Layered excavation numerical models for typical monitored sections of the main and auxiliary powerhouses on both banks of the Baihetan hydropower station were established in this study based on the bounding surface viscoplastic damage (BS-VPD) model, with mechanical parameters for the rock mass and structural planes being rationally determined through displacement back analysis. The time-dependent deformation response of the surrounding rock throughout the entire cavern excavation process was subsequently successfully simulated, and the evolutionary characteristics of surrounding rock creep under excavation unloading conditions were ultimately elucidated by integrating considerations of the in situ stress distribution and secondary stress adjustments. The findings can provide theoretical guidance and technical support for optimizing the construction excavation design of deeply buried underground chambers and ensuring the long-term safety and stability of the surrounding rock. The main research conclusions are as follows:

(1)

Due to the higher magnitude of in situ stress in the right-bank underground powerhouse area compared to the left bank, the secondary stress adjustments induced by excavation were more pronounced on the right bank, resulting in the maximum stress trajectories at the right-bank powerhouse under higher stress conditions exceeding those at the left-bank powerhouse by 6 MPa due to large-scale excavation unloading. This significantly amplified the time-dependent deformation of the surrounding rock.

(2)

In localized regions of the right-bank underground powerhouse, the stress state of the surrounding rock crossed the yield surface and reached the bounding surface during excavation, leading to accelerated damage development and ultimately accelerated creep failure, indicating that large-scale excavation unloading under high stress conditions significantly exacerbated the time-dependent deformation of the surrounding rock.

(3)

Targeted supplementary reinforcement measures applied to regions strongly disturbed by excavation unloading can constrain the stress state of the surrounding rock within the elastic domain. The damage development rate at the hole opening was reduced from 0.295 to 0.0015, thereby effectively preventing abrupt deformation resulting from the continuous accumulation of damage.

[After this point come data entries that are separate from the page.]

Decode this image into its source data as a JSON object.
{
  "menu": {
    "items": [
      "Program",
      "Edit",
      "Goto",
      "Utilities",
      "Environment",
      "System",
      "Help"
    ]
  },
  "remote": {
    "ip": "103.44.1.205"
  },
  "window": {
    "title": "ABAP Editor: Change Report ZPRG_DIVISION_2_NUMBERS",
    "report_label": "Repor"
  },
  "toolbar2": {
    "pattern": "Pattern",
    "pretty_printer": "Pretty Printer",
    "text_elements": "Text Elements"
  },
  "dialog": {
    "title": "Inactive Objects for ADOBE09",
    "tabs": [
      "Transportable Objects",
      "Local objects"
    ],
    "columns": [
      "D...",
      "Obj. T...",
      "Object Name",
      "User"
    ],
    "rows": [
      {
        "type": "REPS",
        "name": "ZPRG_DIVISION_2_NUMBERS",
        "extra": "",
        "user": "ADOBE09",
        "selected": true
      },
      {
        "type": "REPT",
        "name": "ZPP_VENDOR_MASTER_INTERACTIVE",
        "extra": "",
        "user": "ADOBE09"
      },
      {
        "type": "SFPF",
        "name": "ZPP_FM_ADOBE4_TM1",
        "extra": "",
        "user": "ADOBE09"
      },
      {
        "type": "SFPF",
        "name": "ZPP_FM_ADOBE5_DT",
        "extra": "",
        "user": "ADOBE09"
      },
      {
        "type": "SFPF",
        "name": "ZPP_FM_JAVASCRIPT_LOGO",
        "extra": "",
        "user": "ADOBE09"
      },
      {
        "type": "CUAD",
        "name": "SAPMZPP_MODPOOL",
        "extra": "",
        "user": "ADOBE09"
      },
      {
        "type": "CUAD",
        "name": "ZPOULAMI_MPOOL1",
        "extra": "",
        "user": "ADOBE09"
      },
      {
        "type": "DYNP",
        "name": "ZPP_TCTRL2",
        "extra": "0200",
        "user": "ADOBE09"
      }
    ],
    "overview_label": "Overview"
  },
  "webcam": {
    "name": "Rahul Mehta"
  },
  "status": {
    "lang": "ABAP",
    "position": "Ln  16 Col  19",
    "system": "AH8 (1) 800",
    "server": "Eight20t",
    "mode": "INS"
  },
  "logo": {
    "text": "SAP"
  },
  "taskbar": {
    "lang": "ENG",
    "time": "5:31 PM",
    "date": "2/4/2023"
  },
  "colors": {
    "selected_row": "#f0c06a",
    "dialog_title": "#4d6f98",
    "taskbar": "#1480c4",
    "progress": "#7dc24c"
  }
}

The authors believe that the above findings contribute to a better understanding of the deformation and failure patterns of the surrounding rock during the staged excavation process of the Baihetan large-scale underground hydropower station, thereby providing theoretical insights for ensuring the long-term safety and stability design of the surrounding rock. Nevertheless, the conclusions derived from numerical simulations in this study are based on the assumption of homogeneous rock masses, without accounting for potential localized stress concentrations or abrupt variations caused by surrounding rock heterogeneity. Our future research will be dedicated to conducting extensive geological surveys and constructing an excavation model that takes into account the non-homogeneity of the rock mass. Moreover, it should be emphasized that the main conclusions of this study are derived from two-dimensional numerical simulations. Future studies will focus on developing three-dimensional models to rationally reflect the complex geological structure and layout of the large-scale underground caverns.